Influence of Patterns of Climate Variability on the Difference between Satellite and Surface Temperature Trends

Abstract
During the past 20 years, satellite measurements of tropospheric temperature have shown a slower rate of global temperature increase than surface air temperature, yielding an increase in the surface to lower-troposphere lapse rate of 0.12 K decade−1 from 1979 to August 2001. This increase in lapse rate was preceded by a decrease over the previous 15-yr interval. The influence of patterns of climate variability on the global- and hemispheric-scale lapse rate was investigated, based on observations of surface and tropospheric temperature from satellite, radiosonde, surface air, and sea surface data.
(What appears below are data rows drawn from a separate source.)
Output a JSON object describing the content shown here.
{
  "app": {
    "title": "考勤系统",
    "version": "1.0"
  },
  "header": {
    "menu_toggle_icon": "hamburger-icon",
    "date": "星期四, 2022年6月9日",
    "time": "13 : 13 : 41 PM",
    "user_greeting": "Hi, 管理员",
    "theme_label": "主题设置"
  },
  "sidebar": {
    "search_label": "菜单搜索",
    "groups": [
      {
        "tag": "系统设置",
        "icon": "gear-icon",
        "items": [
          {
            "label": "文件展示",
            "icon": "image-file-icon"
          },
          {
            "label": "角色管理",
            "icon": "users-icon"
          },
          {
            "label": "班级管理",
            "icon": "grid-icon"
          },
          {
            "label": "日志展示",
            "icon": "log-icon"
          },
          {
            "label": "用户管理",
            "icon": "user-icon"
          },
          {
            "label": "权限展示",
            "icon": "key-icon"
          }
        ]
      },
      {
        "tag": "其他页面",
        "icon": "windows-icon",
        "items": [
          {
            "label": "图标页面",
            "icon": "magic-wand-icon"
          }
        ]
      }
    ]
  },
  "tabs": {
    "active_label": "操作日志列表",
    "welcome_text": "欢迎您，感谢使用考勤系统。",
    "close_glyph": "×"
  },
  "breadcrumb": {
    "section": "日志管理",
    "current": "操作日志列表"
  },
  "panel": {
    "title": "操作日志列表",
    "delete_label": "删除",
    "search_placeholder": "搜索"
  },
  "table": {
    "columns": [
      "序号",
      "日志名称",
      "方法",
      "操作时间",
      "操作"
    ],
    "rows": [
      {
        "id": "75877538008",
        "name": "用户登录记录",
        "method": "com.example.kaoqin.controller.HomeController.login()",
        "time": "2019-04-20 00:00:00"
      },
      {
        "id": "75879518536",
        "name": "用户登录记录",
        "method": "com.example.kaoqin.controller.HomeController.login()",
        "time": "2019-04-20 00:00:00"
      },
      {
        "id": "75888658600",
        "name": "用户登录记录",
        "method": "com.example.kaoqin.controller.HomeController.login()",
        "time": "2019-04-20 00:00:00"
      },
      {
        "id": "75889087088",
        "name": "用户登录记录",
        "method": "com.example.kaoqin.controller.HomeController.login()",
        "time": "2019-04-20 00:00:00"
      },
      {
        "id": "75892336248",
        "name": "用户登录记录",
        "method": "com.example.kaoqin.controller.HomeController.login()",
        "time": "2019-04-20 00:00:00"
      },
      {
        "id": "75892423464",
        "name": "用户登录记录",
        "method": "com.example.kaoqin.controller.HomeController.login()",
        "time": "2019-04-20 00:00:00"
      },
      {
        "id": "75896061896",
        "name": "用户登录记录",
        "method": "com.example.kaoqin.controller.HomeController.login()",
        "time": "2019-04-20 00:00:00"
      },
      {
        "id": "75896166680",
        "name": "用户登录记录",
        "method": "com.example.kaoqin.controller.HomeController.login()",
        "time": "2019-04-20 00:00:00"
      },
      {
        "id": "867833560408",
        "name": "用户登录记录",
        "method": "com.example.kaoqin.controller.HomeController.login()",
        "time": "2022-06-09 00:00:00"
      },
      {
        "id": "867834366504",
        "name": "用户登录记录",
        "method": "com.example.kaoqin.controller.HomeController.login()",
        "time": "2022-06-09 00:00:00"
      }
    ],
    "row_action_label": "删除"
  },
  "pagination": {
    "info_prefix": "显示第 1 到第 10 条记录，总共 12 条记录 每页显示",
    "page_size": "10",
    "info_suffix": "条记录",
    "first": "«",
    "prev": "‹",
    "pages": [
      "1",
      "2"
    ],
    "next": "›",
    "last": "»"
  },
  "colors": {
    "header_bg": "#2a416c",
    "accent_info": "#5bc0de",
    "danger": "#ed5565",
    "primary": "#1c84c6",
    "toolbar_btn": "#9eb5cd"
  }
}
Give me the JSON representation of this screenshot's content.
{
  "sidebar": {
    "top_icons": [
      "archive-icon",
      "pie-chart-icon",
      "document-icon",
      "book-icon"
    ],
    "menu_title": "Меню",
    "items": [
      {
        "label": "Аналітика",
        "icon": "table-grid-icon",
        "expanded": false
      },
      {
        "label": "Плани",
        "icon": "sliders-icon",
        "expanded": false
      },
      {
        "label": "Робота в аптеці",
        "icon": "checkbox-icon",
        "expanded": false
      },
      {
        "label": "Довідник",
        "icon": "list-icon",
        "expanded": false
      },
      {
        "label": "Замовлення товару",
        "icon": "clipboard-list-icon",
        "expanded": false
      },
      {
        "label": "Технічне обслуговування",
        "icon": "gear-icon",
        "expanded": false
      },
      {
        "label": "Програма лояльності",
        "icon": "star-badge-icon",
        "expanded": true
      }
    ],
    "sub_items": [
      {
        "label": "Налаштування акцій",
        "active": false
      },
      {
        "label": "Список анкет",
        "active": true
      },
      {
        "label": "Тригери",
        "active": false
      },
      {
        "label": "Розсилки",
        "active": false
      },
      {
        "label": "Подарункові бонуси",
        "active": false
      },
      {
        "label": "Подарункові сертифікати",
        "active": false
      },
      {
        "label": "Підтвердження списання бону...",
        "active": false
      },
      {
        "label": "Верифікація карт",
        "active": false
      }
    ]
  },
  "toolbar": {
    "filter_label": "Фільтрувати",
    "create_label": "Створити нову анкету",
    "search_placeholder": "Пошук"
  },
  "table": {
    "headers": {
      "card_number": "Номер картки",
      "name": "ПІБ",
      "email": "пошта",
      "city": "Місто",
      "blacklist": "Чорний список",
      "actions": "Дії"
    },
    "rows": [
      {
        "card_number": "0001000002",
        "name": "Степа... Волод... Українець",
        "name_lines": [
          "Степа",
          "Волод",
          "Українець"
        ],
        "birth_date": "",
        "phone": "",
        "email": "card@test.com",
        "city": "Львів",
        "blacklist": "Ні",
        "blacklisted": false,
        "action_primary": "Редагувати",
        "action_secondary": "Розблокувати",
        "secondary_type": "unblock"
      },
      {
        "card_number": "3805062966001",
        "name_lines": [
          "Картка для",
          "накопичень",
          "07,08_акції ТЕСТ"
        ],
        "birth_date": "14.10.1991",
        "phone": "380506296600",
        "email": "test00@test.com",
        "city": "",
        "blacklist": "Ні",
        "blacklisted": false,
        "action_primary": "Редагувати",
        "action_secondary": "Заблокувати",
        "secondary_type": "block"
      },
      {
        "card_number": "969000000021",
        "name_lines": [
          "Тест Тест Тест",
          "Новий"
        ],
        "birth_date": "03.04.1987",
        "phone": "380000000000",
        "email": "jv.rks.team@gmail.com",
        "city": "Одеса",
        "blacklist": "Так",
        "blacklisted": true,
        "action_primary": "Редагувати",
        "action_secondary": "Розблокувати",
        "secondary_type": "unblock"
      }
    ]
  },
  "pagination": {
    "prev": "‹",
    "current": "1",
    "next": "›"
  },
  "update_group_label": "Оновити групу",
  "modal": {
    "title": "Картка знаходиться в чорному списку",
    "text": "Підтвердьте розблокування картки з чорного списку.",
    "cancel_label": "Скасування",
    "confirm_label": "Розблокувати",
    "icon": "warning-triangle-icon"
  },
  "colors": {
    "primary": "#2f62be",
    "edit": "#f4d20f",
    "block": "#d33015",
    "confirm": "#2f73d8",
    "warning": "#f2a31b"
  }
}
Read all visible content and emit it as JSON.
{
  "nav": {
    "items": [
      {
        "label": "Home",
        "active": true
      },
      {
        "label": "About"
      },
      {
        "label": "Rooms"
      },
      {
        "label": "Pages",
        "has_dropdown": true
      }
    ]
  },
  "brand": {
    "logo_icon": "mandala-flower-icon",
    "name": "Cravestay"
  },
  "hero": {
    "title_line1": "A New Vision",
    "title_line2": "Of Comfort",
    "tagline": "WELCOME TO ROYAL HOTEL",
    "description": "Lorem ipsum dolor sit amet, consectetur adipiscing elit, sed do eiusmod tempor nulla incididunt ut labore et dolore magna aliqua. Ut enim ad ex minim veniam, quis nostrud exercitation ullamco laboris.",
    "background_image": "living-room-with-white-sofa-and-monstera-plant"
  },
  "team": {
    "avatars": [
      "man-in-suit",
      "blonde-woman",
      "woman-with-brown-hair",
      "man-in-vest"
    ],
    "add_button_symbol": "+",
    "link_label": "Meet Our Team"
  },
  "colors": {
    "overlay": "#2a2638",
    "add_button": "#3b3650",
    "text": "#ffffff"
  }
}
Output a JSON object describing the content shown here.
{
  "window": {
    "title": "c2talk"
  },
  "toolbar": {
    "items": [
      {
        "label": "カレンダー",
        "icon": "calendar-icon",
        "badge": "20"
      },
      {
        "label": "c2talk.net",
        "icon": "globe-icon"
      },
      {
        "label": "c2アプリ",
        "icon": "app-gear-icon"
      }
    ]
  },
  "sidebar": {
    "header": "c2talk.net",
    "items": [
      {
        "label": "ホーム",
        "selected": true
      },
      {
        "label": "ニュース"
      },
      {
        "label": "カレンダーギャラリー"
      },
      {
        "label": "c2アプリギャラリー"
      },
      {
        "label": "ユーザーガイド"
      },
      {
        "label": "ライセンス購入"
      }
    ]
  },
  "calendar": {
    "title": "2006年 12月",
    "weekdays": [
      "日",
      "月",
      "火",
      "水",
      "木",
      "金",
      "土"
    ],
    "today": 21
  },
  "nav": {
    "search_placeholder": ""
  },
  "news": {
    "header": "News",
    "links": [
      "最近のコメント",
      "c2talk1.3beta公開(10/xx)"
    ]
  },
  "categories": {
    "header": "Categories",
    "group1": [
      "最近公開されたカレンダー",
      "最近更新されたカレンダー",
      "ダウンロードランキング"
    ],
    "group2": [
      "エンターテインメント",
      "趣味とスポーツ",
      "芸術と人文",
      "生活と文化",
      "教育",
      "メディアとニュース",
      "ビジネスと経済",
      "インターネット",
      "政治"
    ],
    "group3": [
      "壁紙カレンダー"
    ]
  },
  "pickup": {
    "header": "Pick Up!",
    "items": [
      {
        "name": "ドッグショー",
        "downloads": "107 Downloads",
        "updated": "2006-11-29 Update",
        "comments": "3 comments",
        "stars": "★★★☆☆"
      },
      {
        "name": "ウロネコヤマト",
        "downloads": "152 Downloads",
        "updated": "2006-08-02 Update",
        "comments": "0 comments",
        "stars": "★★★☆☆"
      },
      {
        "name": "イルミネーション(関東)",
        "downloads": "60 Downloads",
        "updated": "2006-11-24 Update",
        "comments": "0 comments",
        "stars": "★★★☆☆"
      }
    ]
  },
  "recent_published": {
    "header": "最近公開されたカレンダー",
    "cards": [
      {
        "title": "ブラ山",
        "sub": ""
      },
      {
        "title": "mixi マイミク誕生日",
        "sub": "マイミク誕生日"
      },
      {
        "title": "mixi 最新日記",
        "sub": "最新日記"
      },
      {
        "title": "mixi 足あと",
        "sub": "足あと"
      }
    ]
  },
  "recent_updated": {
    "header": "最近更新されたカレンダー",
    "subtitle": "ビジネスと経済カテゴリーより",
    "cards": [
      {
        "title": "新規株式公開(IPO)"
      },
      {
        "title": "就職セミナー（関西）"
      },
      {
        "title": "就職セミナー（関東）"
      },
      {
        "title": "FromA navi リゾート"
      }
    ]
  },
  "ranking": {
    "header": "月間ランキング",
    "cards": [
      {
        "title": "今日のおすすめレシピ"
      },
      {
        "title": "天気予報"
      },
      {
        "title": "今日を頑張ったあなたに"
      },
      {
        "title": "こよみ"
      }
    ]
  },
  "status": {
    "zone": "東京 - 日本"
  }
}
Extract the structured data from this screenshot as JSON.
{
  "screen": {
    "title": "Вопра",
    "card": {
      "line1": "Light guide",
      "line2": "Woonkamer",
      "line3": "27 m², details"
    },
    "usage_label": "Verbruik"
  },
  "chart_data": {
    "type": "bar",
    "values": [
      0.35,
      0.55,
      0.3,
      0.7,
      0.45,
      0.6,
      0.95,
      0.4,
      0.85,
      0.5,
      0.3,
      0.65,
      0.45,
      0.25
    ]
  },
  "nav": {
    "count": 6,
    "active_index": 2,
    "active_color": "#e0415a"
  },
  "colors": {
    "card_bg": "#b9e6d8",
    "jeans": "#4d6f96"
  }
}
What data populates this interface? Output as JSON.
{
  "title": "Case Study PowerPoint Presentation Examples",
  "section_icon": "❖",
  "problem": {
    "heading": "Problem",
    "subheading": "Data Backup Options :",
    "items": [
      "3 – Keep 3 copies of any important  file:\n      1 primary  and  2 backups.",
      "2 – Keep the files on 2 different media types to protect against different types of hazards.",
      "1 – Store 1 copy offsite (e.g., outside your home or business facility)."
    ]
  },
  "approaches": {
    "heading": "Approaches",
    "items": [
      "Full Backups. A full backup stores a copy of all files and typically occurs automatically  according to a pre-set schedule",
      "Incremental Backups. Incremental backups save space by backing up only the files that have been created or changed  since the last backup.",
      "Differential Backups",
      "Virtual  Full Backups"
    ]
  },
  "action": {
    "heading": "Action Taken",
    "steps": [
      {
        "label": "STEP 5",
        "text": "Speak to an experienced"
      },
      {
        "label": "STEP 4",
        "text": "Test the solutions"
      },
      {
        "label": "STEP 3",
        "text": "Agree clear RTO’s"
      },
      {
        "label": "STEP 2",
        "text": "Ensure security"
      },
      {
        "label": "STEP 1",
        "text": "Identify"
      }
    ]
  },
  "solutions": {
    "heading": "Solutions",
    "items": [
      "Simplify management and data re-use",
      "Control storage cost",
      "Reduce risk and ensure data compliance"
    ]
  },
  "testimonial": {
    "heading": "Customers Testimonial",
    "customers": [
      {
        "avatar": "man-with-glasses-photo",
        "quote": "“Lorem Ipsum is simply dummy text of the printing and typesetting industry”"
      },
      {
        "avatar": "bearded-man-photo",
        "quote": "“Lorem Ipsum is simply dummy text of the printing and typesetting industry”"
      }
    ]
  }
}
It was found that a substantial fraction of winter-to-winter lapse rate variability in the Northern Hemisphere mid- to high latitudes is dynamically induced. In the Tropics and subtropics, a distinctive signature of El Niño is apparent in the interannual variations in lapse rate. A small additional amount of month-to-month variability can be attributed to zonally symmetric circulation changes at lower latitudes that are linearly independent of ENSO. Trends in these patterns can account only for a small fraction of the observed trend in lapse rate. The combination of strong surface warming and very small tropospheric warming in the Tropics and subtropics over the recent 21 yr is extremely unusual in the context of data from a coupled climate model. The same can be said of the observed trends of the previous 15 yr. Thus, it is concluded that structured patterns of climate variability account for much of the variability in lapse rate on monthly and interannual timescales, but not on interdecadal timescales.